IGLOO: Slicing the Features Space to Represent Sequences
This addresses a bottleneck in sequence modeling for applications like bioinformatics and NLP, though it appears incremental compared to existing methods like Transformers and LSTMs.
The authors tackled the problem of processing long sequences in neural networks by introducing IGLOO, a new architecture that uses relationships between non-local patches from convolutional feature maps to represent sequences, achieving the ability to handle dependencies over 20,000 steps efficiently and competitive results on tasks like permuted MNIST (98.4%) and Wikitext-2.

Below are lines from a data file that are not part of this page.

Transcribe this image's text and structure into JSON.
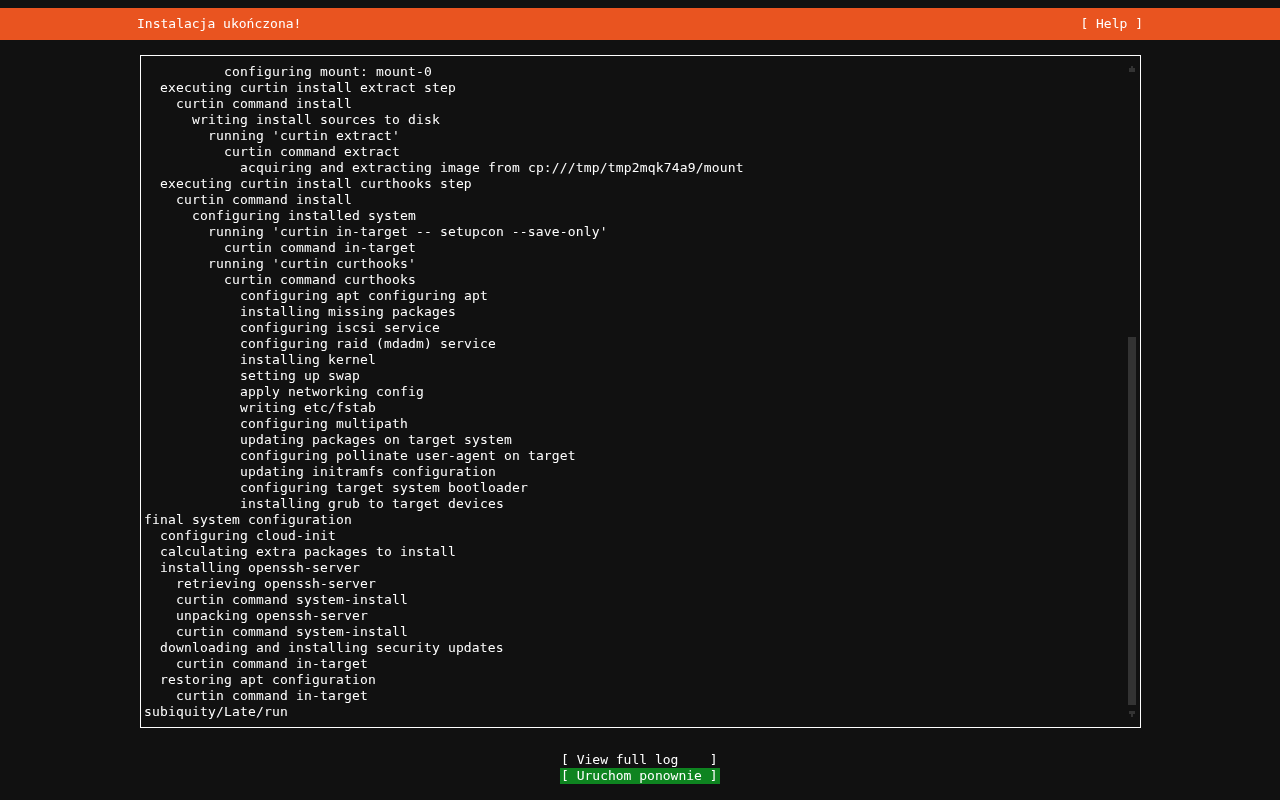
{
  "header": {
    "title": "Instalacja ukończona!",
    "help_button": "[ Help ]"
  },
  "log": [
    {
      "children": [
        {
          "children": [
            {
              "children": [
                {
                  "children": [
                    {
                      "children": [
                        {
                          "text": "configuring mount: mount-0"
                        }
                      ]
                    }
                  ]
                }
              ]
            }
          ]
        },
        {
          "text": "executing curtin install extract step",
          "children": [
            {
              "text": "curtin command install",
              "children": [
                {
                  "text": "writing install sources to disk",
                  "children": [
                    {
                      "text": "running 'curtin extract'",
                      "children": [
                        {
                          "text": "curtin command extract",
                          "children": [
                            {
                              "text": "acquiring and extracting image from cp:///tmp/tmp2mqk74a9/mount"
                            }
                          ]
                        }
                      ]
                    }
                  ]
                }
              ]
            }
          ]
        },
        {
          "text": "executing curtin install curthooks step",
          "children": [
            {
              "text": "curtin command install",
              "children": [
                {
                  "text": "configuring installed system",
                  "children": [
                    {
                      "text": "running 'curtin in-target -- setupcon --save-only'",
                      "children": [
                        {
                          "text": "curtin command in-target"
                        }
                      ]
                    },
                    {
                      "text": "running 'curtin curthooks'",
                      "children": [
                        {
                          "text": "curtin command curthooks",
                          "children": [
                            {
                              "text": "configuring apt configuring apt"
                            },
                            {
                              "text": "installing missing packages"
                            },
                            {
                              "text": "configuring iscsi service"
                            },
                            {
                              "text": "configuring raid (mdadm) service"
                            },
                            {
                              "text": "installing kernel"
                            },
                            {
                              "text": "setting up swap"
                            },
                            {
                              "text": "apply networking config"
                            },
                            {
                              "text": "writing etc/fstab"
                            },
                            {
                              "text": "configuring multipath"
                            },
                            {
                              "text": "updating packages on target system"
                            },
                            {
                              "text": "configuring pollinate user-agent on target"
                            },
                            {
                              "text": "updating initramfs configuration"
                            },
                            {
                              "text": "configuring target system bootloader"
                            },
                            {
                              "text": "installing grub to target devices"
                            }
                          ]
                        }
                      ]
                    }
                  ]
                }
              ]
            }
          ]
        }
      ]
    },
    {
      "text": "final system configuration",
      "children": [
        {
          "text": "configuring cloud-init"
        },
        {
          "text": "calculating extra packages to install"
        },
        {
          "text": "installing openssh-server",
          "children": [
            {
              "text": "retrieving openssh-server"
            },
            {
              "text": "curtin command system-install"
            },
            {
              "text": "unpacking openssh-server"
            },
            {
              "text": "curtin command system-install"
            }
          ]
        },
        {
          "text": "downloading and installing security updates",
          "children": [
            {
              "text": "curtin command in-target"
            }
          ]
        },
        {
          "text": "restoring apt configuration",
          "children": [
            {
              "text": "curtin command in-target"
            }
          ]
        }
      ]
    },
    {
      "text": "subiquity/Late/run"
    }
  ],
  "buttons": [
    {
      "label": "[ View full log    ]",
      "focused": false
    },
    {
      "label": "[ Uruchom ponownie ]",
      "focused": true
    }
  ]
}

Historically, Recurrent neural networks (RNNs) and its variants such as LSTM and GRU and more recently Transformers have been the standard go-to components when processing sequential data with neural networks. One notable issue is the relative difficulty to deal with long sequences (i.e. more than 20,000 steps). We introduce IGLOO, a new neural network architecture which aims at being efficient for short sequences but also at being able to deal with long sequences. IGLOOs core idea is to use the relationships between non-local patches sliced out of the features maps of successively applied convolutions to build a representation for the sequence. We show that the model can deal with dependencies of more than 20,000 steps in a reasonable time frame. We stress test IGLOO on the copy-memory and addition tasks, as well as permuted MNIST (98.4%). For a larger task we apply this new structure to the Wikitext-2 dataset Merity et al. (2017b) and achieve a perplexity in line with baseline Transformers but lower than baseline AWD-LSTM. We also present how IGLOO is already used today in production for bioinformatics tasks.